Mas o contra-ataque do governo não para por aí. Em outra frente, o procurador-geral da República, Augusto Aras, tenta criar entraves nas investigações da PF, exigindo que todo juiz sempre escute o Ministério Publico Federal (MPF) antes de tomar decisões sobre pedidos de prisão provisória, interceptação telefônica, quebra de sigilo fiscal, bancário e telefônico e busca e apreensão. É mais uma clara reação à Operação Akuanduba. Embora Moraes tenha determinado que fosse dada imediata ciência da ação à Procuradoria-Geral da República, Aras considerou que o fato de não ter sido instado a se manifestar previamente “em princípio, pode violar o sistema constitucional acusatório”. Outra medida de Aras foi tentar afastar o ministro Alexandre de Moraes, do STF, da investigação de contrabando de madeira.

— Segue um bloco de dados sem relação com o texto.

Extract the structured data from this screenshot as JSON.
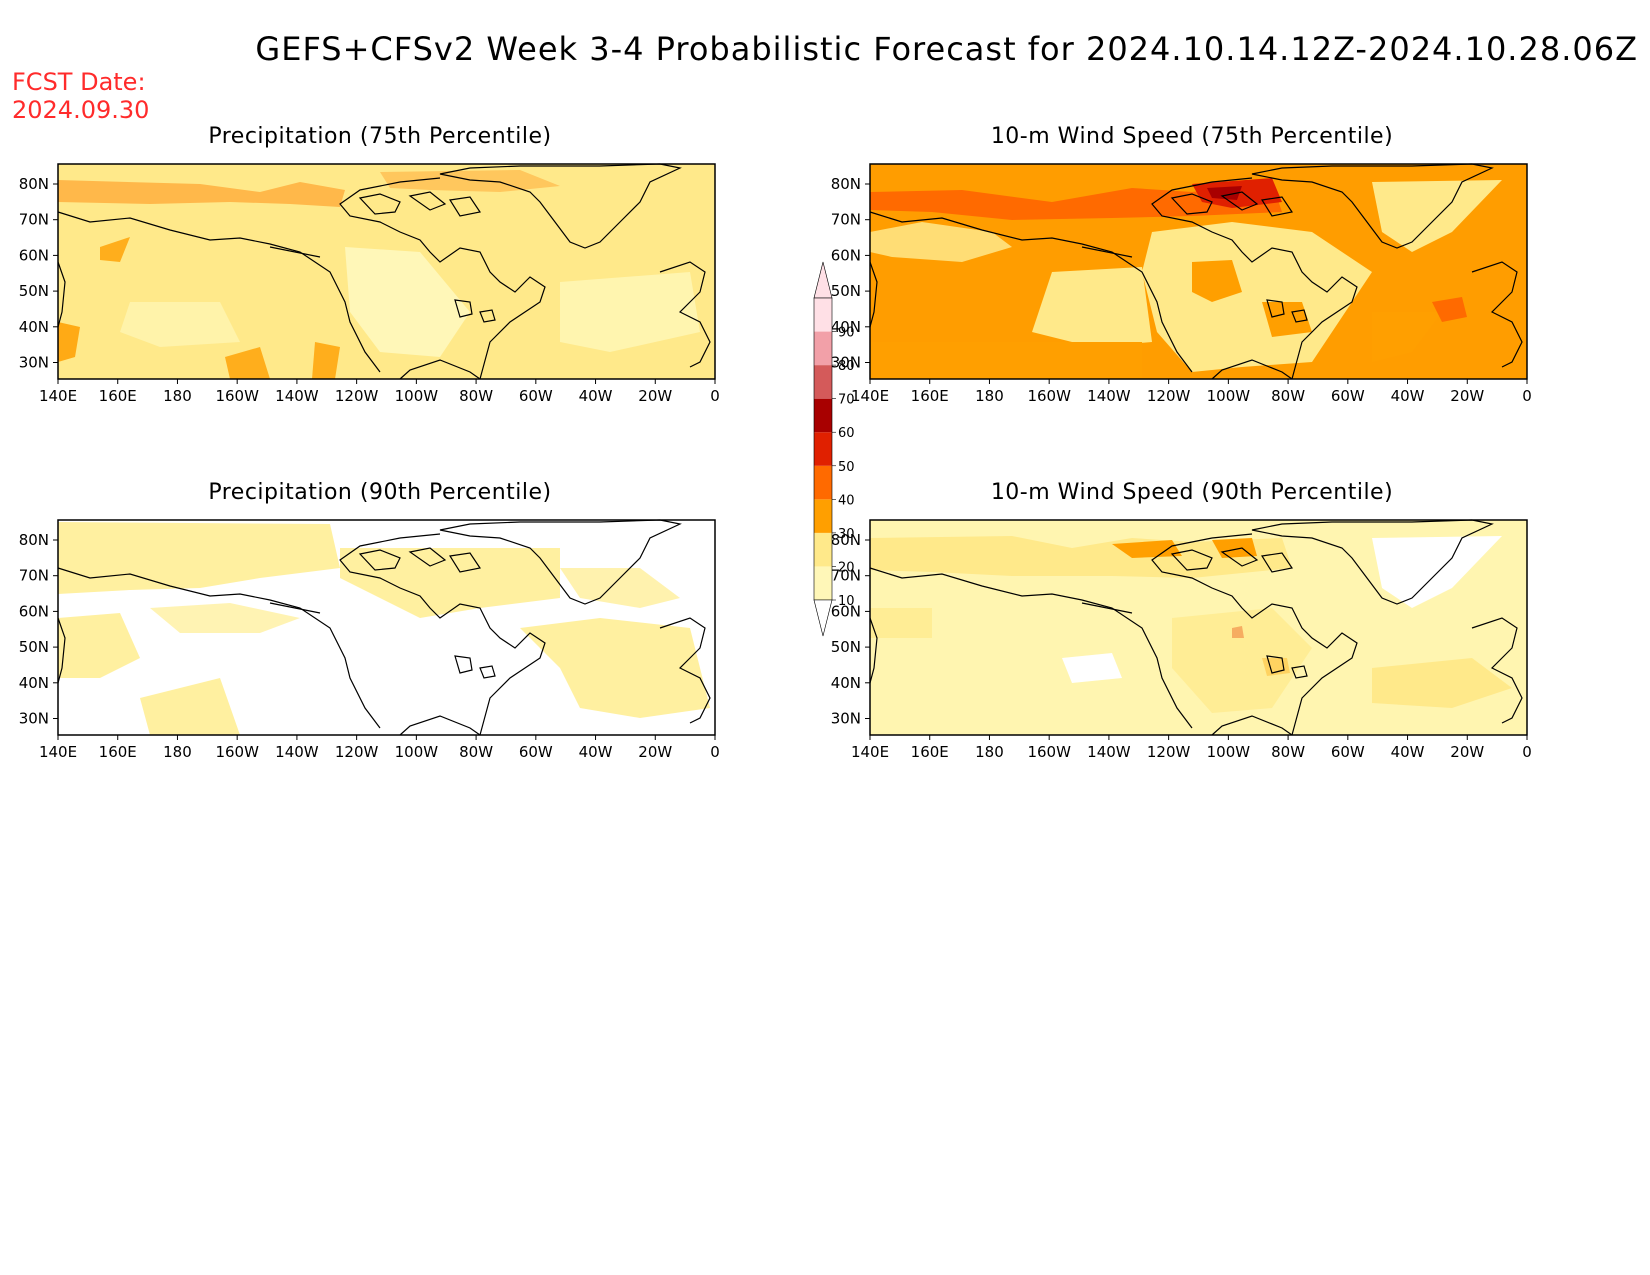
{
  "main_title": "GEFS+CFSv2 Week 3-4 Probabilistic Forecast for 2024.10.14.12Z-2024.10.28.06Z",
  "fcst_date": {
    "label": "FCST Date:",
    "value": "2024.09.30"
  },
  "lon_ticks": [
    "140E",
    "160E",
    "180",
    "160W",
    "140W",
    "120W",
    "100W",
    "80W",
    "60W",
    "40W",
    "20W",
    "0"
  ],
  "lat_ticks": [
    "80N",
    "70N",
    "60N",
    "50N",
    "40N",
    "30N"
  ],
  "panels": [
    {
      "id": "precip75",
      "title": "Precipitation (75th Percentile)",
      "base_color": "#ffe98a"
    },
    {
      "id": "wind75",
      "title": "10-m Wind Speed (75th Percentile)",
      "base_color": "#ff9d00"
    },
    {
      "id": "precip90",
      "title": "Precipitation (90th Percentile)",
      "base_color": "#ffffff"
    },
    {
      "id": "wind90",
      "title": "10-m Wind Speed (90th Percentile)",
      "base_color": "#fff5b0"
    }
  ],
  "colorbar": {
    "levels": [
      "10",
      "20",
      "30",
      "40",
      "50",
      "60",
      "70",
      "80",
      "90"
    ],
    "colors": [
      "#fff7b8",
      "#ffe98a",
      "#ff9f00",
      "#ff6a00",
      "#e02000",
      "#a80000",
      "#d45a5a",
      "#f2a0a8",
      "#ffe0e6"
    ]
  }
}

RETALIAÇÃO Paulo Maiurino quer tirar a autonomia de delegados para investigar suspeitos com foro privilegiado (Crédito: Lucas Lacaz Ruiz)

O procurador-geral defende que o inquérito da Operação Akuanduba seja redistribuído, por sorteio, para outro ministro. Ou seja, encaminhado para a ministra Carmem Lúcia, que já investiga a denúncia do ex-superintendente da PF no Amazonas, delegado Alexandre Saraiva, que acusa Salles de obstruir investigações ambientais. A postura do governo Bolsonaro é de tentar amordaçar a polícia e a Justiça para evitar que seus filhos e aliados sejam investigados e presos. Mas, a cada dia que passa, o presidente percebe que não conseguirá conquistar o tipo de controle que deseja sobre a PF e tenta criar mecanismos artificiais para abortar investigações.

MANOBRA Aras tenta afastar o ministro Alexandre de Moraes da investigação de contrabando (Crédito:GABRIELA BILO)

Ministro acuado

Seja como for, Salles demonstra estar acuado. Na quarta-feira, 26, ele faltou a uma reunião do Conselho da Amazônia Legal, no Palácio do Itamaraty, e não enviou representante. A atitude mereceu críticas do vice-presidente, general Hamilton Mourão (PRTB), que a considerou uma “falta de educação”. “Lamento profundamente a ausência do ministério mais importante”. Para a PF, há fortes indícios que incriminam o ministro. A investigação de contrabando compromete seriamente também o presidente do Ibama, Eduardo Bim. Contra Salles, a policia vê pistas de participação no esquema e identificou movimentações financeiras indevidas no escritório de advocacia da qual Salles é sócio. Um relatório do Conselho de Controle de Atividades Financeira (Coaf) indica que o escritório fez uma operação de R$ 1,78 milhão depois que o ministro assumiu a pasta, entre outubro de 2019 e abril de 2020. Para a PF, “suspeita-se da incompatibilidade entre o volume transacionado a crédito e o faturamento médio mensal do cadastro”. Salles nega as movimentações. Em relação a Bim, já não existe qualquer dúvida de que ele cometeu o crime de facilitação de contrabando e de advocacia administrativa. Também se investiga se ele participou de atos de corrupção passiva e prevaricação. O governo pode espernear e tentar se desviar das suspeitas de corrupção que pesam contra seus membros. Mas seus esforços podem se mostrar totalmente inúteis.